Chelonoidis phantasticus, the sole known member of the enormous Galapagos tortoise species, was discovered 113 years apart. A lone male was discovered wandering about Fernandina Island in 1906, but that was the last scientists saw of the species until 2019 when researchers discovered a second lone ranger: a 50-year-old female dubbed Fernanda, who appeared to be queen of her own island.
The unexpected finding increases the number of known C. phantasticus individuals from one to two, but it also perplexes evolutionary scientists since, while their genomes proved to be extremely similar (the male currently sits at the California Academy of Science), they appear very different. Fernanda’s shell was smaller and smoother than the male’s, whose carapace protruded like that of a saddleback tortoise.
Fernanda’s discovery is described in a publication published in Communications Biology under the short title: The Galapagos giant tortoise Chelonoidis phantasticus is not extinct.
“The discovery of one living specimen provides optimism while simultaneously raising new concerns, since many mysteries remain,” said senior author Adalgisa Caccone, a senior research scientist and lecturer at Yale’s Department of Ecology & Evolutionary Biology, in a press release.
“Are there any more tortoises on Fernandina that can be returned to captivity to begin a breeding program?” How did tortoises get to Fernandina? And how do they differ from the other huge Galapagos tortoises in terms of evolution?”
C. phantasticus was supposed to have been extinct owing to volcanic activity on Fernandina Island, the most isolated of the Galapagos Islands. It was anticipated to be a dreadful home turf for a slow-moving species like C. phantasticus, having undergone roughly 25 volcanic explosions in the previous 200 years and with limited area for foraging or escape, yet Fernanda has been living it up on the island for half a century.
“The island is one of the youngest in the Galapagos archipelago, and because it’s young geologically, it’s still highly active in terms of volcanic eruptions,” Caccone told IFLScience.
“This has resulted in the creation of new lava fields that are extremely difficult to traverse. It’s tough for people to explore properly, but for tortoises, it’s created isolated areas of ideal habitat so they can’t go from one spot to another.”
Despite their comparable genomes, the researchers discovered a few changes in the mitochondrial DNA (aka, the genetic code for “the powerhouse of the cell”) passed down from mother to daughter. It’s possible that some of them characteristics are due to Fernanda being a hybrid of two Galapagos tortoise species, such as a C. phantasticus male and a C. nigra female.
The latter is now extinct and comes from a separate island, but it’s likely she spent enough time in Fernandina (thanks to humans who relocated the tortoises) to breed and leave mitochondrial DNA for future generations to enjoy. The authors are keen to determine who the actual C. phantasticus is and whether Fernanda is a hybrid, but this will take many tortoises.
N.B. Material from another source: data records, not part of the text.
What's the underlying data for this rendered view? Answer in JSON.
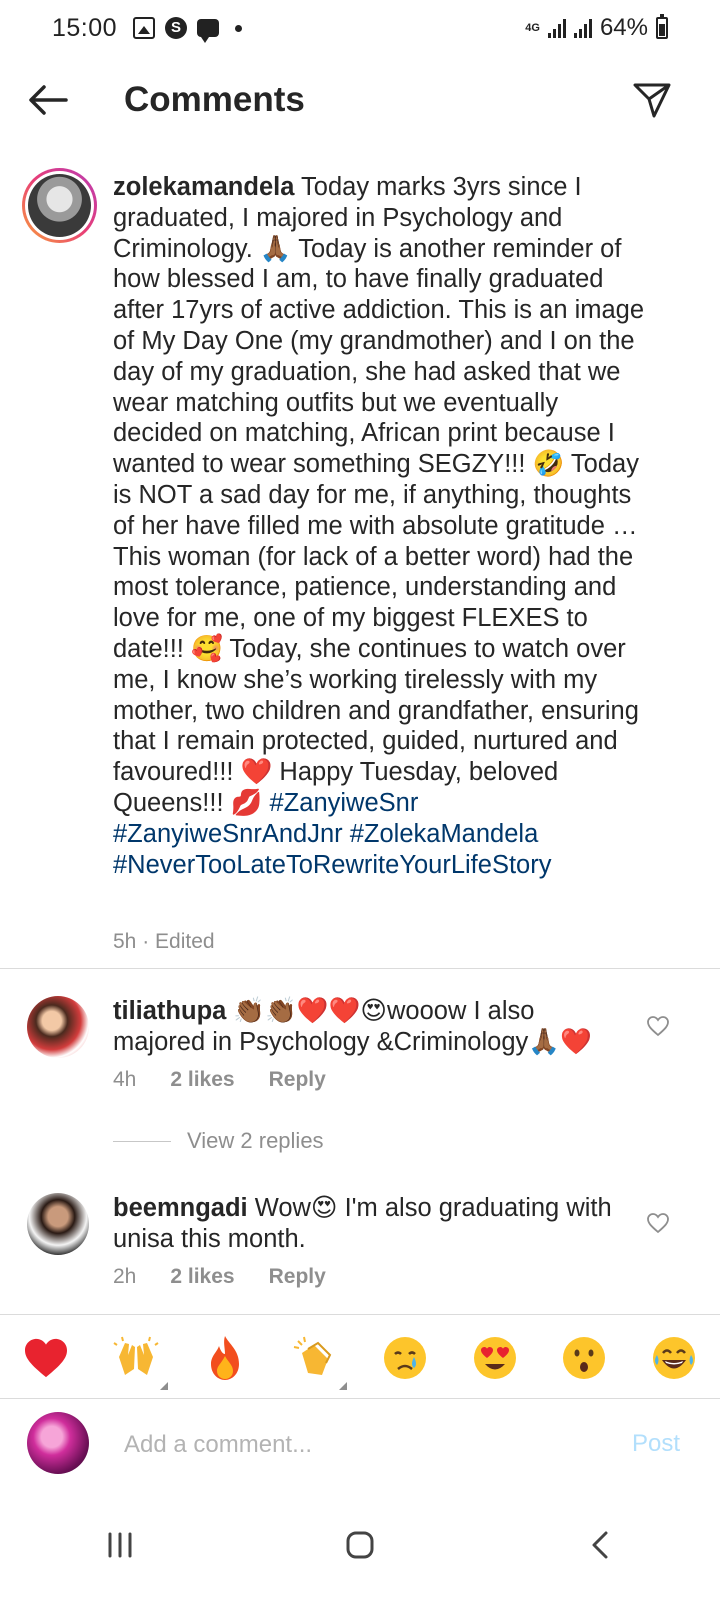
{
  "status_bar": {
    "time": "15:00",
    "network": "4G",
    "battery_percent": "64%",
    "battery_level": 0.64,
    "notification_icons": [
      "gallery-icon",
      "s-app-icon",
      "message-icon",
      "dot-icon"
    ]
  },
  "header": {
    "title": "Comments",
    "back_icon": "arrow-left-icon",
    "share_icon": "send-icon"
  },
  "caption": {
    "username": "zolekamandela",
    "text": " Today marks 3yrs since I graduated, I majored in Psychology and Criminology. 🙏🏾 Today is another reminder of how blessed I am, to have finally graduated after 17yrs of active addiction. This is an image of My Day One (my grandmother) and I on the day of my graduation, she had asked that we wear matching outfits but we eventually decided on matching, African print because I wanted to wear something SEGZY!!! 🤣 Today is NOT a sad day for me, if anything, thoughts of her have filled me with absolute gratitude … This woman (for lack of a better word) had the most tolerance, patience, understanding and love for me, one of my biggest FLEXES to date!!! 🥰 Today, she continues to watch over me, I know she’s working tirelessly with my mother, two children and grandfather, ensuring that I remain protected, guided, nurtured and favoured!!! ❤️ Happy Tuesday, beloved Queens!!! 💋 ",
    "hashtags": [
      "#ZanyiweSnr",
      "#ZanyiweSnrAndJnr",
      "#ZolekaMandela",
      "#NeverTooLateToRewriteYourLifeStory"
    ],
    "meta": "5h · Edited"
  },
  "comments": [
    {
      "username": "tiliathupa",
      "text": " 👏🏾👏🏾❤️❤️😍wooow I also majored in Psychology &Criminology🙏🏾❤️",
      "time": "4h",
      "likes": "2 likes",
      "reply": "Reply"
    },
    {
      "username": "beemngadi",
      "text": " Wow😍 I'm also graduating with unisa this month.",
      "time": "2h",
      "likes": "2 likes",
      "reply": "Reply"
    }
  ],
  "view_replies": "View 2 replies",
  "emoji_bar": [
    "❤️",
    "🙌",
    "🔥",
    "👏",
    "😢",
    "😍",
    "😮",
    "😂"
  ],
  "input": {
    "placeholder": "Add a comment...",
    "post_label": "Post"
  },
  "nav_bar": {
    "icons": [
      "recent-apps-icon",
      "home-icon",
      "back-icon"
    ]
  }
}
Another reason for their disparities might be that living on Fernandina Island is difficult.
“She is petite. She is presently in good condition and alive and kicking, but she is a little adult, which is why she morphologically differs from the male specimen at the museum “Caccone explained. “It’s most likely due to slowed growth due to a lack of nourishment. This animal was presumably stunted by being isolated in an area of vegetation.”
Despite the difficult times at Fernandina, tortoise scats on the island indicate that there may be more Galapagos giants to be found here. As a result, the Galapagos National Park and Galapagos Conservancy are planning a (non-violent) giant tortoise search in the hopes of discovering some of Fernanda’s cousins and maybe saving the species.
Caccone, on the other hand, believes that locating breeding-age people is only half the job. “The conservation concern we have is that if we locate additional animals and begin a breeding program, what are we going to do with them?” she explained. “Their house is no longer fit.”